If you take a vitamin D supplement in some form, you’ll be doing so probably because of what you have read somewhere, maybe, from multiple sources. This is where the story goes wrong for all of us.

 

This article in the New York Times was in fact funded by Kaiser Health News. This is in turn funded by the Kaiser Health Foundation – a nonprofit organization focusing on national health issues. KHF was, in 1985, part of Kaiser Permanente, an American integrated managed care consortium.

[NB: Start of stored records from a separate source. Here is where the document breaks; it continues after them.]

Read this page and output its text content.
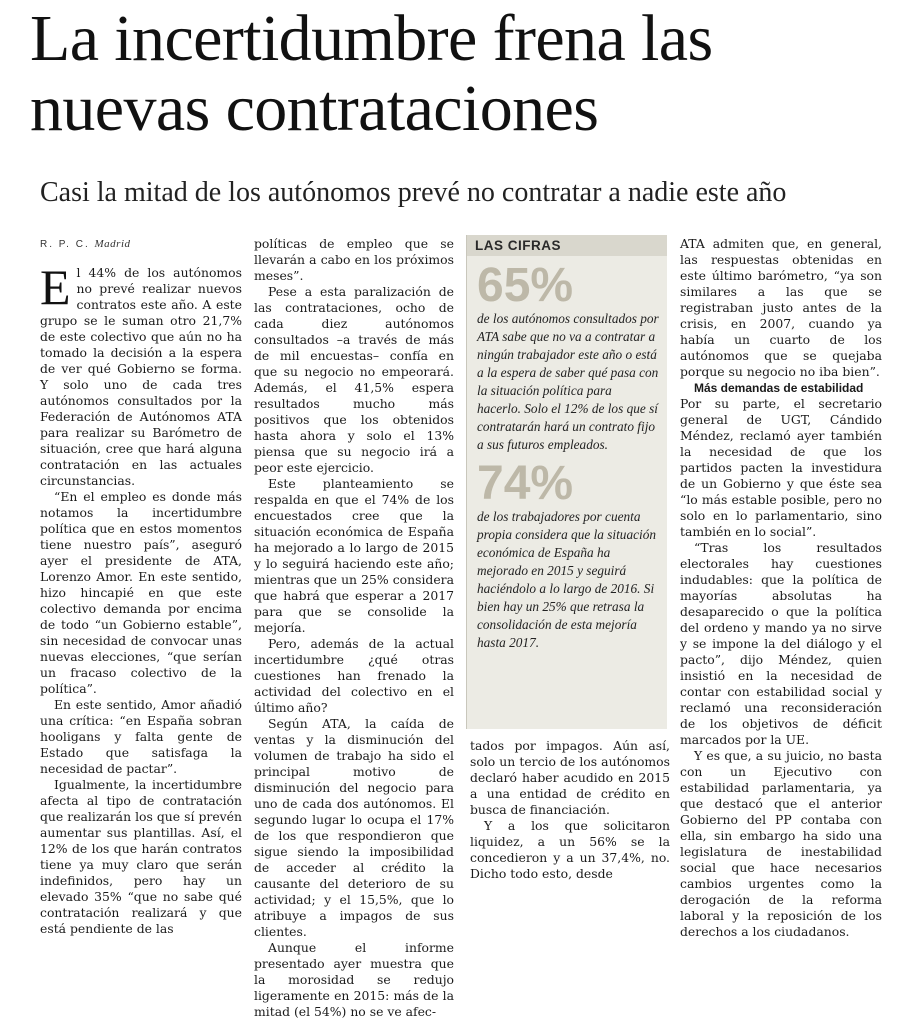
La incertidumbre frena las nuevas contrataciones
Casi la mitad de los autónomos prevé no contratar a nadie este año
R. P. C. Madrid

El 44% de los autónomos no prevé realizar nuevos contratos este año. A este grupo se le suman otro 21,7% de este colectivo que aún no ha tomado la decisión a la espera de ver qué Gobierno se forma. Y solo uno de cada tres autónomos consultados por la Federación de Autónomos ATA para realizar su Barómetro de situación, cree que hará alguna contratación en las actuales circunstancias.

“En el empleo es donde más notamos la incertidumbre política que en estos momentos tiene nuestro país”, aseguró ayer el presidente de ATA, Lorenzo Amor. En este sentido, hizo hincapié en que este colectivo demanda por encima de todo “un Gobierno estable”, sin necesidad de convocar unas nuevas elecciones, “que serían un fracaso colectivo de la política”.

En este sentido, Amor añadió una crítica: “en España sobran hooligans y falta gente de Estado que satisfaga la necesidad de pactar”.

Igualmente, la incertidumbre afecta al tipo de contratación que realizarán los que sí prevén aumentar sus plantillas. Así, el 12% de los que harán contratos tiene ya muy claro que serán indefinidos, pero hay un elevado 35% “que no sabe qué contratación realizará y que está pendiente de las

políticas de empleo que se llevarán a cabo en los próximos meses”.

Pese a esta paralización de las contrataciones, ocho de cada diez autónomos consultados –a través de más de mil encuestas– confía en que su negocio no empeorará. Además, el 41,5% espera resultados mucho más positivos que los obtenidos hasta ahora y solo el 13% piensa que su negocio irá a peor este ejercicio.

Este planteamiento se respalda en que el 74% de los encuestados cree que la situación económica de España ha mejorado a lo largo de 2015 y lo seguirá haciendo este año; mientras que un 25% considera que habrá que esperar a 2017 para que se consolide la mejoría.

Pero, además de la actual incertidumbre ¿qué otras cuestiones han frenado la actividad del colectivo en el último año?

Según ATA, la caída de ventas y la disminución del volumen de trabajo ha sido el principal motivo de disminución del negocio para uno de cada dos autónomos. El segundo lugar lo ocupa el 17% de los que respondieron que sigue siendo la imposibilidad de acceder al crédito la causante del deterioro de su actividad; y el 15,5%, que lo atribuye a impagos de sus clientes.

Aunque el informe presentado ayer muestra que la morosidad se redujo ligeramente en 2015: más de la mitad (el 54%) no se ve afec-

LAS CIFRAS
65%
de los autónomos consultados por ATA sabe que no va a contratar a ningún trabajador este año o está a la espera de saber qué pasa con la situación política para hacerlo. Solo el 12% de los que sí contratarán hará un contrato fijo a sus futuros empleados.
74%
de los trabajadores por cuenta propia considera que la situación económica de España ha mejorado en 2015 y seguirá haciéndolo a lo largo de 2016. Si bien hay un 25% que retrasa la consolidación de esta mejoría hasta 2017.

tados por impagos. Aún así, solo un tercio de los autónomos declaró haber acudido en 2015 a una entidad de crédito en busca de financiación.

Y a los que solicitaron liquidez, a un 56% se la concedieron y a un 37,4%, no. Dicho todo esto, desde

ATA admiten que, en general, las respuestas obtenidas en este último barómetro, “ya son similares a las que se registraban justo antes de la crisis, en 2007, cuando ya había un cuarto de los autónomos que se quejaba porque su negocio no iba bien”.

Más demandas de estabilidad

Por su parte, el secretario general de UGT, Cándido Méndez, reclamó ayer también la necesidad de que los partidos pacten la investidura de un Gobierno y que éste sea “lo más estable posible, pero no solo en lo parlamentario, sino también en lo social”.

“Tras los resultados electorales hay cuestiones indudables: que la política de mayorías absolutas ha desaparecido o que la política del ordeno y mando ya no sirve y se impone la del diálogo y el pacto”, dijo Méndez, quien insistió en la necesidad de contar con estabilidad social y reclamó una reconsideración de los objetivos de déficit marcados por la UE.

Y es que, a su juicio, no basta con un Ejecutivo con estabilidad parlamentaria, ya que destacó que el anterior Gobierno del PP contaba con ella, sin embargo ha sido una legislatura de inestabilidad social que hace necesarios cambios urgentes como la derogación de la reforma laboral y la reposición de los derechos a los ciudadanos.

It sells health insurance, owns hospitals and is the largest managed care organization in the United States.

At this point, it would be prudent to say that we are not suggesting that Kaiser Health News, or its past associations, in all its forms as a business, has a vested interest in reducing the half a billion dollar a year vitamin D lab testing bills.  Or for that matter that it might also want the healthcare insurance business in general to reduce its billion-dollar cost of vitamin D being widely prescribed by doctors. KHN does say that it is completely independent of Kaiser Permanente. Who knows.

Perhaps a salient point to make here is that even Wikipedia says: “Kaiser has had disputes with its employees’ unions, repeatedly faced civil and criminal charges for falsification of records and patient dumping, faced action by regulators over the quality of care it provided, especially to patients with mental health issues, and has faced criticism from activists and action from regulators over the size of its cash reserves.”

Believe it or not, Kaiser is ranked as one of the best healthcare providers in the USA.

The point we are making is that you can’t tell who is telling the truth in the vitamin D story. The article itself was sponsored by KHN – did it pay the New York Times to publish it? We Don’t know.

The article in the NYT goes on to say that there’s no evidence that people with the higher level of vitamen D are any healthier than those with the lower level. They quote a Dr. Clifford Rosen, a senior scientist at the Maine Medical Center Research Institute and co-author of the National Academy report. Using the Endocrine Society’s higher standard creates the appearance of an epidemic, he said, because it labels 80 percent of Americans as having inadequate vitamin D. “We see people being tested all the time and being treated based on a lot of wishful thinking, that you can take a supplement to be healthier,” Dr. Rosen said.

One wonders about other supplements.

Confused? This is why just about everyone no longer trusts anything today. The conflict of interest is everywhere, we are surrounded by it and it pervades every inch of our lives one way or another.

We don’t have any definitive answers for you on this subject – only that you should always be on your guard that what seems like the most trusted source of information can sometimes be the worst and it’s depressing finding out you’ve been conned in such a way, especially on health matters.

Don’t forget, it’s these very organisations that want access to Britain’s national health care system post-Brexit – and that would be a disaster for everyone our side of the pond.